Joe Hockey could have helped. Hockey will lose his job in a matter of weeks when Abbott loses his. A selfless act both for party and country would have been for the Treasurer to resign, in order to allow Abbott to reboot both the government’s economic agenda and his government. Hockey is out one way or the other, it’s only a matter of time. A resignation would help both his Prime Minister and the economy.
But two decisions yesterday further demonstrated there is something deeply wrong with Abbott and his team. Having made such a virtue of committing to becoming “the most collegial and consultative government” in Australian history, Abbott yesterday morning brought the spill motion meeting forward 24 hours, infuriating some backbenchers who had wanted more time. He made the announcement not long after Malcolm Turnbull had gone out of his way to praise Abbott for leaving it on Tuesday, allowing Turnbull, with a deft flourish, to skewer Abbott later with the “captain’s pick” line.
And late yesterday came something far worse.
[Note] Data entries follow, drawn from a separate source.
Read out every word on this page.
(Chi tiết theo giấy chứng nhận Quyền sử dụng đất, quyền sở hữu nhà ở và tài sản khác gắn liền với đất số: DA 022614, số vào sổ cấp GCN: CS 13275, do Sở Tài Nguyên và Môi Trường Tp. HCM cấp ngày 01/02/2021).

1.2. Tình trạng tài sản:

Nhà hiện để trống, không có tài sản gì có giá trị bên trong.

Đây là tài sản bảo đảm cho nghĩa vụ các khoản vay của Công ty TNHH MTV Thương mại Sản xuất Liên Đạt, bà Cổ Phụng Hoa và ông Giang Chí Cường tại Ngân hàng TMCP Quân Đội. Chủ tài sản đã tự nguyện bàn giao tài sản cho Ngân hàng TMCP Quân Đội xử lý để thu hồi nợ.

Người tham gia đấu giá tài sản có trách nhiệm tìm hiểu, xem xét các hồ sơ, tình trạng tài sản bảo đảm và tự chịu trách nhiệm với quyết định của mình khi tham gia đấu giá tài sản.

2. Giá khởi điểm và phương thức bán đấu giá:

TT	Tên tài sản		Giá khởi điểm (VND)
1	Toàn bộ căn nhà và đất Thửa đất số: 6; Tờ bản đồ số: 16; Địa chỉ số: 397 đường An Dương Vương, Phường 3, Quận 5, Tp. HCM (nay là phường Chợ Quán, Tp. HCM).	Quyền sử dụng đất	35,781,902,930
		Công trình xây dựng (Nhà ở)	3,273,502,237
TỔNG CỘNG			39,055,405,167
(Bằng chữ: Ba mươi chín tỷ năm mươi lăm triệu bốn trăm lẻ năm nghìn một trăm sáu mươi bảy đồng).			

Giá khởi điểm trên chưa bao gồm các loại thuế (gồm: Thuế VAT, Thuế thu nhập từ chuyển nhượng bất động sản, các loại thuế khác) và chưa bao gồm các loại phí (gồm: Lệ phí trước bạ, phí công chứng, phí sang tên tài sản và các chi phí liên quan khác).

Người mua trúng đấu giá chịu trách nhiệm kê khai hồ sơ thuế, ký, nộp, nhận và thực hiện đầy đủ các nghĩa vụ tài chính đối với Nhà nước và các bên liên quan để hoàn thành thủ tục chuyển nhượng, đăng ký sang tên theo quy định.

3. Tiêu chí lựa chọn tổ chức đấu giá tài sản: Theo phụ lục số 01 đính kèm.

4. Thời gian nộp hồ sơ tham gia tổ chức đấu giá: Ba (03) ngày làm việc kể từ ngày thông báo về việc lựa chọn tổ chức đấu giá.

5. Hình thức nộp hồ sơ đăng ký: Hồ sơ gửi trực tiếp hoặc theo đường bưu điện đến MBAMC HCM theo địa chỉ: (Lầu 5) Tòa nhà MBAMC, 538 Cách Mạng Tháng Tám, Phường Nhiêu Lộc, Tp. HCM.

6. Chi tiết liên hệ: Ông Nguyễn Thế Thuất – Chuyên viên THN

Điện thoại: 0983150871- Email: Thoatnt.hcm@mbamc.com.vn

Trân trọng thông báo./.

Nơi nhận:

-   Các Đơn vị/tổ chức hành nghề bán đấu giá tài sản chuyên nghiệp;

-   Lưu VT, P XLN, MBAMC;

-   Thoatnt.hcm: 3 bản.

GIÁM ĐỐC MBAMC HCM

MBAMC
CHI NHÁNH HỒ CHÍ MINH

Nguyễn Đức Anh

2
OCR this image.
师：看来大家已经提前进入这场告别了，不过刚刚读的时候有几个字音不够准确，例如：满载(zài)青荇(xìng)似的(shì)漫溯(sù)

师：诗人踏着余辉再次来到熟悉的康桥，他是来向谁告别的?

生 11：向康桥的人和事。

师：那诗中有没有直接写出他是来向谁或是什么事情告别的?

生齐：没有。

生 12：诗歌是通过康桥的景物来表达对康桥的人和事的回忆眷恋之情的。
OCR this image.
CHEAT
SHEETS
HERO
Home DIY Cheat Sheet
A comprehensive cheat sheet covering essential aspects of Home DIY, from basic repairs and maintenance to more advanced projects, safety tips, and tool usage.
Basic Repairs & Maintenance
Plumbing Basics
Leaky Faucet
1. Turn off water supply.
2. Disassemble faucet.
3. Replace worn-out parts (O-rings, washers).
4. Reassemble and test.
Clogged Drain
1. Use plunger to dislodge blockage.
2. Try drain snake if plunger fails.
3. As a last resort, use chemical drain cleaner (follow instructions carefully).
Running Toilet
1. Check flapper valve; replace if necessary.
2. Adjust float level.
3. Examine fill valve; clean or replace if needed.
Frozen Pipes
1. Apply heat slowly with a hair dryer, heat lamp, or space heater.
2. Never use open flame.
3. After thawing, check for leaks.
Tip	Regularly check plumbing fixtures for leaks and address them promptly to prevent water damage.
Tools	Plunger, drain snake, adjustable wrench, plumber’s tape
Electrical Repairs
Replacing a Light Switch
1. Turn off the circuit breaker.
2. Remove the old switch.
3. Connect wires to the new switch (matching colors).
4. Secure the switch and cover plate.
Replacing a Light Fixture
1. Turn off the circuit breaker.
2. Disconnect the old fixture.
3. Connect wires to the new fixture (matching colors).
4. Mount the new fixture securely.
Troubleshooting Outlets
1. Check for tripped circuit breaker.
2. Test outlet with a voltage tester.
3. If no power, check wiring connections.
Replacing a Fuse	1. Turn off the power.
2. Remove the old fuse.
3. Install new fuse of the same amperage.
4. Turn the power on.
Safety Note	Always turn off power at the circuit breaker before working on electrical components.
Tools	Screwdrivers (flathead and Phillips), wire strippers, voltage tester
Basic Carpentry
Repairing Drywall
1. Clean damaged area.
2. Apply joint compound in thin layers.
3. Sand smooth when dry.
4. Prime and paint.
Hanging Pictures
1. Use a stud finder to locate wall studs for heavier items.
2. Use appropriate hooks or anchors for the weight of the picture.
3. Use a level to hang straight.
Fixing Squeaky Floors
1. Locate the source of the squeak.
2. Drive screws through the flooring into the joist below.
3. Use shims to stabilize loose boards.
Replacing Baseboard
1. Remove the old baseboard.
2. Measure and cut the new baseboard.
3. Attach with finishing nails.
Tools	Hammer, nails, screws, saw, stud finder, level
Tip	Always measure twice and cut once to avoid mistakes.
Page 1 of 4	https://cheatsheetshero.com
The Australian Submarine Corporation — that’s the government-owned shipbuilder that can’t be trusted to build a canoe, according to the sacked Defence Minister David Johnston — would be permitted to tender for the new Royal Australian Navy submarine contract, contrary to the government’s previous statements that it would not, because the government wanted to make a rapid purchase offshore. That backflip was to secure a single vote, of South Australian Senator Sean Edwards. According to Joe Hockey last year, the government simply didn’t have time to conduct a proper tender process for the subs (yes, there was not enough time to conduct a proper process for an 11-figure procurement…).
Now, major procurement decisions with serious implications for the nation’s defence are being made on the fly, to shore up single votes in a leadership spill. It’s a bad look, and worse process.
Go back a week, though, and the misjudgements continue. Most particularly, last Monday’s speech at the Press Club was acknowledged, even by his internal critics, as a chance for Abbott to reset, and to demonstrate to his colleagues that he knew where he wanted to take the government and the nation in 2015. It might not have saved his prime ministership, but it could have forestalled a move against him internally in the short term. A strong performance would have taken the wind from the sails of backbenchers eager to replace him. What he ended up delivering was a half-baked mix of old campaign speeches, xenophobic posturing and an assertion that his colleagues couldn’t legitimately fire him, that that prerogative lay, contrary to the constitution, with the voters.
At best, it did nothing to help his cause and probably wounded it further. And it again demonstrated that just doing the basics of staying in office appears beyond Abbott and his staff.
Adversity sometimes brings out the best in leaders. Julia Gillard was at her best, and most authentic, when she was under attack. Her first instinct was to fight hard, and gamble everything, demanding her enemies bring on the battle — whether it was Kevin Rudd supporters or the journalists who engaged in a long-running smear campaign against her. Watching her standing in the Blue Room and fielding dozens of questions about the AWU affair, inviting journalists to keep firing until they ran out of bullets, or seeing her stride into Parliament, declare a spill and urging those both in front of her and behind her to “take your best shot”, was to see the strong woman with an acute sense of timing and a rhino-thick hide that we saw too little off throughout her prime ministership.
Kevin Rudd, in contrast, panicked in the face of speculation about his leadership and, in that panic, ended up giving those who would remove him the opportunity to do so. Rudd also ducked the chance to challenge Gillard early in 2013 after Simon Crean tried to put an end to the incessant speculation.
Abbott appears to be more like Rudd than Gillard. His judgement has deserted him, he is making panicky moves and he appears rattled and defensive. He could do worse than phone Gillard and ask her for some tips on how to handle leadership pressure. She might have some good advice, if she could ever stop laughing.